Post-workout recommendation:
20-40g protein within 30-60 minutes after training for optimal muscle recovery.

1. Repair muscle breakdown

As mentioned earlier, protein is going to help minimise muscle breakdown during your workout and speed up the recovery process. ‘Muscle fibres are breaking down while we work out, so if we consume protein after a workout, it’s going to help stop that process,’ says Hill.

2. Build lean muscle

Post-workout protein is not the only reason for gains, but the essential amino acids in protein are major building blocks to maximise and grow lean muscle, according to a 2019 study. Remember that you should strive to consume protein within 30 minutes to an hour after your workout to maximise its impact, but it’s okay if you’re a little late.

‘Your workout won’t be wasted if you don’t have [protein] within 30 minutes of your last exercise,’ stresses McPeak. ‘Just aim for a high-protein meal or shake within a couple of hours after your session.’

3. Boost energy

Sometimes after an intense workout, you can’t even stomach the idea of a full meal. But if you’re feeling depleted or even a little nauseous, research suggests a protein shake can boost energy and replenish any lost fluid you sweat out. A scoop of protein is also easier to digest if you’re lacking an appetite.

4. Reduce inflammation

Intense workouts can cause tiny, microscopic tears in your muscle fibres, and your body reacts to this damage by increasing inflammation (also known as delayed-onset muscle soreness), according to the American College of Sports Medicine. But the good news is that high levels of protein can help minimize this breakdown and mitigate the inflammatory response, research suggests, ultimately making you less sore.

How to meet your daily protein goals

Remember, while protein timing matters, hitting your total daily protein intake is the priority.

1. Work out how much protein you need

Most adults need around 0.75g of protein per kilo of body weight per day (for the average woman, this is around 45g). However, if you are especially active, you will likely need to eat more.

  1. Average women: 0.75g of protein per kg of body weight per day

  2. Endurance athletes: 0.8-1g per kg per day

  3. Strength athletes: 1.5-2g per kg per day

Pro tip: Aim to consume 20 to 40 grams of protein at each meal across three to five meals a day.

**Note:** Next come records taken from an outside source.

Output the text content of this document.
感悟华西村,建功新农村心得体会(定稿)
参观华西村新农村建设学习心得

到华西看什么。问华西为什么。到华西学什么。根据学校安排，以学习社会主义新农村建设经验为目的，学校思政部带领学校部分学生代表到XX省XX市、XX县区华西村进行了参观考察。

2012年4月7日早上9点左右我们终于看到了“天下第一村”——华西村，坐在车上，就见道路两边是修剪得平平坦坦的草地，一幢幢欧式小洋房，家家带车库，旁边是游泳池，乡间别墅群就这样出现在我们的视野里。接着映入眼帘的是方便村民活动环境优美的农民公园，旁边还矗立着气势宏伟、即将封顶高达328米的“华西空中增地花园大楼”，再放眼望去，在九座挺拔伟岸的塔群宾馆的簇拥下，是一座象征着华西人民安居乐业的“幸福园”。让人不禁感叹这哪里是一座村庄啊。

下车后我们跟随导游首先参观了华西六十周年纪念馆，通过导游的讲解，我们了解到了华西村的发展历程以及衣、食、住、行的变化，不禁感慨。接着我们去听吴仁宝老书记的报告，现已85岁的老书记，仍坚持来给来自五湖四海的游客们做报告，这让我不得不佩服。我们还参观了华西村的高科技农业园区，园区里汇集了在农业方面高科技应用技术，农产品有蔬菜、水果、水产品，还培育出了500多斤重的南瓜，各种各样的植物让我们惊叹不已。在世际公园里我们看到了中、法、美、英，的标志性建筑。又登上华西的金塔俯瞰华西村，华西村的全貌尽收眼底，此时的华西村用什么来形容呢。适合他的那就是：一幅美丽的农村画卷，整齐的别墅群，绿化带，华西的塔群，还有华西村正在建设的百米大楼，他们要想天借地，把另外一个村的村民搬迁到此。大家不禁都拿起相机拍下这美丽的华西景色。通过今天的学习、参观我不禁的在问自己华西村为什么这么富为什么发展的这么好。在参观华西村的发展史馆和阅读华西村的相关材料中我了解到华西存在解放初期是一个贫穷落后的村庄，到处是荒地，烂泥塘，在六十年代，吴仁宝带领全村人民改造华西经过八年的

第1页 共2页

And while daily protein is critical, don’t skimp on carbohydrates! ‘The general rule of thumb is to consume a three to one ratio of carb to protein,’ says Hill. ‘For someone trying to lose weight, they should do a two-to-one ratio.’

2. Figure out the best protein sources for you

Your protein sources should also come from a variety of foods with complete and incomplete proteins and adequate amino acid profiles.

‘There are 20 amino acids, and nine are essential, which means we have to get them from food,’ says Hill. ‘Eleven are non-essential, which means our bodies actually create them.’

For complete protein sources (contain all nine essential amino acids), try animal products like lean meats, dairy, and fish, says Hill. For incomplete proteins (do not contain all nine essential amino acids) incorporate beans, nut butter, vegetables, and whole grains. For some healthy snack options, she suggests toast with nut butter, a turkey and cheese roll, or high protein cereal with skim or one per cent milk.

If you’re looking for a powder to maximise your complete protein intake, it’s best to come from animal sources, like whey or dairy protein, says Hill. ‘Whey protein is going to have distinct muscle-building characteristics,’ she explains. ‘It's also anti-inflammatory, and it helps to turn protein into lean active muscle tissue.’ For a vegan alternative, McPeak suggests pea, brown rice, or hemp protein.